Competitiveness through ethical behavior

Sustainability and ethical behavior are key factors for attracting Nordic companies to invest and do business in Africa. Ruth Brännvall from Impact Invest, and a part of the CTS team who joined the Zimbabwean and Zambian Chambers annual meetings in June, spoke on competitiveness. Ruth gave an overview and a roadmap forward challenging the chambers to take the lead on addressing sustainability, ethics and corruption. Business should not copy the corrupt behaviors of many governments in Africa and has an important role to show leadership on ethical behavior. One of these challenges has been taken up by the Zambian Chamber of Commerce who are developing a Code of Good Practice on Ethics for themselves for their members.

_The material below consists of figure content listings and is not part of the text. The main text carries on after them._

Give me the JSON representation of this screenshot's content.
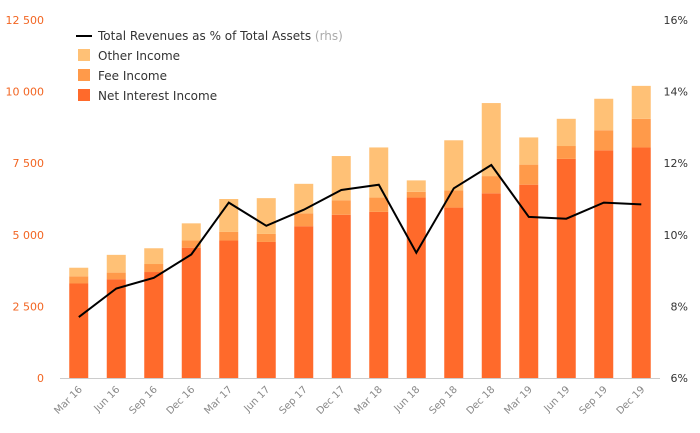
{
  "chart_data": {
    "type": "bar",
    "stacked": true,
    "categories": [
      "Mar 16",
      "Jun 16",
      "Sep 16",
      "Dec 16",
      "Mar 17",
      "Jun 17",
      "Sep 17",
      "Dec 17",
      "Mar 18",
      "Jun 18",
      "Sep 18",
      "Dec 18",
      "Mar 19",
      "Jun 19",
      "Sep 19",
      "Dec 19"
    ],
    "series": [
      {
        "name": "Net Interest Income",
        "color": "#ff6a2b",
        "values": [
          3300,
          3450,
          3700,
          4550,
          4800,
          4750,
          5300,
          5700,
          5800,
          6300,
          5950,
          6450,
          6750,
          7650,
          7950,
          8050
        ]
      },
      {
        "name": "Fee Income",
        "color": "#ff9a4a",
        "values": [
          250,
          230,
          280,
          250,
          300,
          280,
          450,
          500,
          500,
          200,
          600,
          600,
          700,
          450,
          700,
          1000
        ]
      },
      {
        "name": "Other Income",
        "color": "#ffc176",
        "values": [
          300,
          620,
          550,
          600,
          1150,
          1250,
          1030,
          1550,
          1750,
          400,
          1750,
          2550,
          950,
          950,
          1100,
          1150
        ]
      }
    ],
    "line_series": {
      "name": "Total Revenues as % of Total Assets",
      "axis": "rhs",
      "color": "#000000",
      "values": [
        7.7,
        8.5,
        8.8,
        9.45,
        10.9,
        10.25,
        10.7,
        11.25,
        11.4,
        9.5,
        11.3,
        11.95,
        10.5,
        10.45,
        10.9,
        10.85
      ]
    },
    "y_left": {
      "min": 0,
      "max": 12500,
      "ticks": [
        0,
        2500,
        5000,
        7500,
        10000,
        12500
      ],
      "tick_labels": [
        "0",
        "2 500",
        "5 000",
        "7 500",
        "10 000",
        "12 500"
      ]
    },
    "y_right": {
      "min": 6,
      "max": 16,
      "ticks": [
        6,
        8,
        10,
        12,
        14,
        16
      ],
      "tick_labels": [
        "6%",
        "8%",
        "10%",
        "12%",
        "14%",
        "16%"
      ]
    },
    "legend": {
      "line_label": "Total Revenues as % of Total Assets",
      "line_suffix": "(rhs)",
      "entries": [
        "Other Income",
        "Fee Income",
        "Net Interest Income"
      ],
      "placement": "top-left"
    },
    "grid": false
  }
}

On important message to individual companies attending the respective chambers AGM is that there is no time to wait for governments to improve the business climate. Ludvig Olsson from Scandinavian Purchasing Group, pointed to several areas which drive competitiveness on a company level such as innovation, value addition, efficient and sustainable production, supply chain logistics, new sources for market intelligence and maybe most importantly to improve management and leadership. Each area is an opportunity for the chambers to deliver both networks and services to their member companies.

Zambia’s Honorable Margaret Mwanakatwe, Minister of Industry, Trade and Commerce, challenged the companies in Zambia to shape up their businesses and become more competitiveness.
“You guys and ladies, have the potential. Actualizing that potential is the real challenge. I encourage you to do a real transformation. Think out of the box. No, throw out the box and think freely! Manufacturing in Zambia contributes to only 3 % of our employment and 8% of our GDP. This, my friends, is not enough.”

CTS are continuing the cooperation with the chambers in Zimbabwe and Zambia throughout the year and will focus on industrial developement, ADR and mentorship.